Ghosts Of The Departed
April 29, 2014
With metronomic regularity, people leave us. Only a couple of decades ago "turnover" was a working metric in most fields. Highly sophisticated practitioners of personnel productivity datum like Met Life or IBM actually troubled over the loss of people across their skill departments. Today, turnover appears in radio lexicon -- but as a passive noun as opposed to an active verb. There will probably never be a great awakening; a return to the science of retention as a working value ... and most assuredly not in radio at large.

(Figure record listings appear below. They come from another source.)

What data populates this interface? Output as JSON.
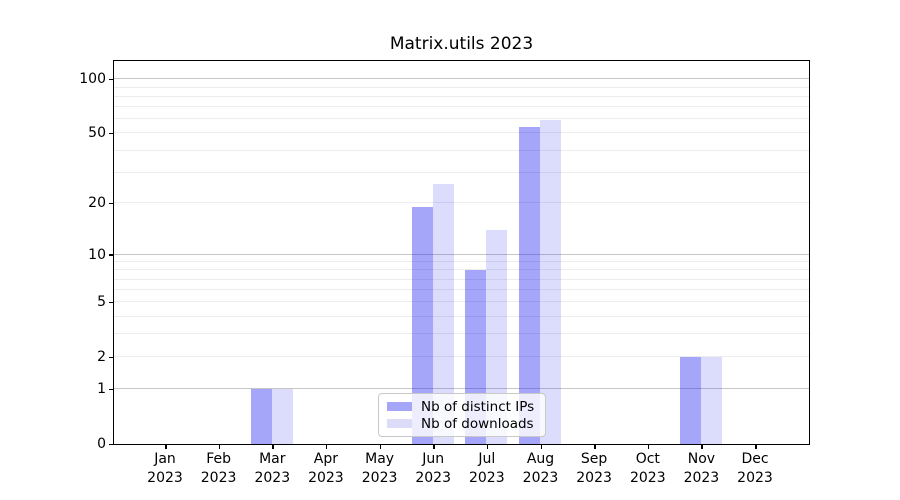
{
  "chart_data": {
    "type": "bar",
    "title": "Matrix.utils 2023",
    "xlabel": "",
    "ylabel": "",
    "categories": [
      "Jan 2023",
      "Feb 2023",
      "Mar 2023",
      "Apr 2023",
      "May 2023",
      "Jun 2023",
      "Jul 2023",
      "Aug 2023",
      "Sep 2023",
      "Oct 2023",
      "Nov 2023",
      "Dec 2023"
    ],
    "series": [
      {
        "name": "Nb of distinct IPs",
        "values": [
          0,
          0,
          1,
          0,
          0,
          19,
          8,
          54,
          0,
          0,
          2,
          0
        ],
        "color": "rgba(30,30,240,0.40)",
        "legend_color": "#a6a6f8"
      },
      {
        "name": "Nb of downloads",
        "values": [
          0,
          0,
          1,
          0,
          0,
          26,
          14,
          59,
          0,
          0,
          2,
          0
        ],
        "color": "rgba(30,30,240,0.155)",
        "legend_color": "#dcdcf9"
      }
    ],
    "yscale": "log10(value+1)",
    "ylim": [
      0,
      127
    ],
    "y_tick_values": [
      0,
      1,
      2,
      5,
      10,
      20,
      50,
      100
    ],
    "y_major_gridlines": [
      1,
      10,
      100
    ],
    "y_minor_gridlines": [
      2,
      3,
      4,
      5,
      6,
      7,
      8,
      9,
      20,
      30,
      40,
      50,
      60,
      70,
      80,
      90
    ],
    "grid": true,
    "legend_position": "lower center",
    "colors": {
      "major_grid": "#c6c6c6",
      "minor_grid": "#ececec",
      "axis": "#000000",
      "background": "#ffffff"
    }
  }
}
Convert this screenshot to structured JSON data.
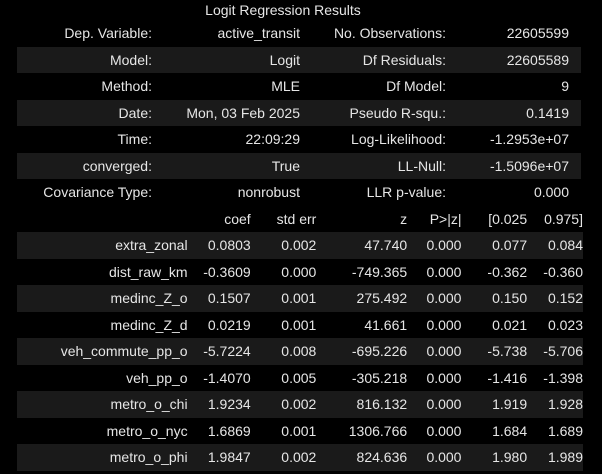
{
  "caption": "Logit Regression Results",
  "summary": [
    [
      "Dep. Variable:",
      "active_transit",
      "No. Observations:",
      "22605599"
    ],
    [
      "Model:",
      "Logit",
      "Df Residuals:",
      "22605589"
    ],
    [
      "Method:",
      "MLE",
      "Df Model:",
      "9"
    ],
    [
      "Date:",
      "Mon, 03 Feb 2025",
      "Pseudo R-squ.:",
      "0.1419"
    ],
    [
      "Time:",
      "22:09:29",
      "Log-Likelihood:",
      "-1.2953e+07"
    ],
    [
      "converged:",
      "True",
      "LL-Null:",
      "-1.5096e+07"
    ],
    [
      "Covariance Type:",
      "nonrobust",
      "LLR p-value:",
      "0.000"
    ]
  ],
  "coef_headers": [
    "",
    "coef",
    "std err",
    "z",
    "P>|z|",
    "[0.025",
    "0.975]"
  ],
  "coef_rows": [
    [
      "extra_zonal",
      "0.0803",
      "0.002",
      "47.740",
      "0.000",
      "0.077",
      "0.084"
    ],
    [
      "dist_raw_km",
      "-0.3609",
      "0.000",
      "-749.365",
      "0.000",
      "-0.362",
      "-0.360"
    ],
    [
      "medinc_Z_o",
      "0.1507",
      "0.001",
      "275.492",
      "0.000",
      "0.150",
      "0.152"
    ],
    [
      "medinc_Z_d",
      "0.0219",
      "0.001",
      "41.661",
      "0.000",
      "0.021",
      "0.023"
    ],
    [
      "veh_commute_pp_o",
      "-5.7224",
      "0.008",
      "-695.226",
      "0.000",
      "-5.738",
      "-5.706"
    ],
    [
      "veh_pp_o",
      "-1.4070",
      "0.005",
      "-305.218",
      "0.000",
      "-1.416",
      "-1.398"
    ],
    [
      "metro_o_chi",
      "1.9234",
      "0.002",
      "816.132",
      "0.000",
      "1.919",
      "1.928"
    ],
    [
      "metro_o_nyc",
      "1.6869",
      "0.001",
      "1306.766",
      "0.000",
      "1.684",
      "1.689"
    ],
    [
      "metro_o_phi",
      "1.9847",
      "0.002",
      "824.636",
      "0.000",
      "1.980",
      "1.989"
    ]
  ],
  "colors": {
    "background": "#000000",
    "shade": "#1a1a1a",
    "text": "#e6e6e6"
  }
}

This leaves some of us stymied who have actually contemplated the terrible cost of losing someone valuable. The bullet train of time and the blasé acceptance of "expletive happens" combine to endow us with indifference about the comings and goings of people. The price we pay is incalculable. Let's start with the most obvious example of unwanted turnover: college sports. Like a bullfight, college sports are a tool for our amusement. When a coach is building a championship culture with talented recruits -- only to find an All-American freshman won't return for his remaining years to head instead to the NFL or NBA -- we mourn "Oh, what could have been!" But when a top-tier PD or a rookie sales sensation suddenly announces their departure for another endeavor, we shrug shoulders and fall in line with convention ... "hate to lose 'em but we can't make them stay; it's just part of the business."
There is heterodoxy in other fields. For example, top trainers in the insurance industry have developed complicated but impactful validation formulas through which they can precisely determine when a field agent becomes truly profitable. Hint: It's not in the first or second year. Only a handful of radio leaders recognize and develop low-turnover schemes knowing that a 25% increase in sellers who pass from a first-year "commercial visitor" to a fourth-year "sustaining resource" can make a massive difference in the company's top-line.
Most companies tolerate high turnover in their sales ranks believing it's just part of the game. This is crushing revenue potential since assuming good training, once a seller attains their third or fourth year means the odds of their retention and their productivity are far superior to rookies in the market. Think about calculating the cost of recruitment, in-field training, and the unseen sales gone-glimmering. The damage is incalculable and it continues by the day.
On the programming side of the building, some turnover, like sales, is unpreventable; generated by the company or the person. We've lost count of the occasions managers call with the directive to start a search; they're losing a key position. It is this hidden loss we can't measure. When a high-skill PD leaves owning advanced knowledge of ratings mechanics, a high level of music and perceptual research savvy and talent development skills, you can't possibly affirm with certainty the next PD will be on equal footing; even with a track record comparable to the exiting PD. Highly-rated talent departures are even more devastating. No matter how good replacements may sound, they're not Scott Shannon. It may be years before brand equity recovers and anyway ... what's a rating point worth in New York?
We can't completely stem turnover, but we can do a hell of a lot more to reduce it within the so-called skilled-positions of our business. Over in the sports arena, we continue to hear the pop-syntax from coaches who when losing a key player invoke the catch phrase, "next-man-in." But catchy phrases con brio like "next-man-in" become their own contradiction. That sobriquet simply means the next man was riding the pines, holding the headphone chord. What's the real price of turnover in your building?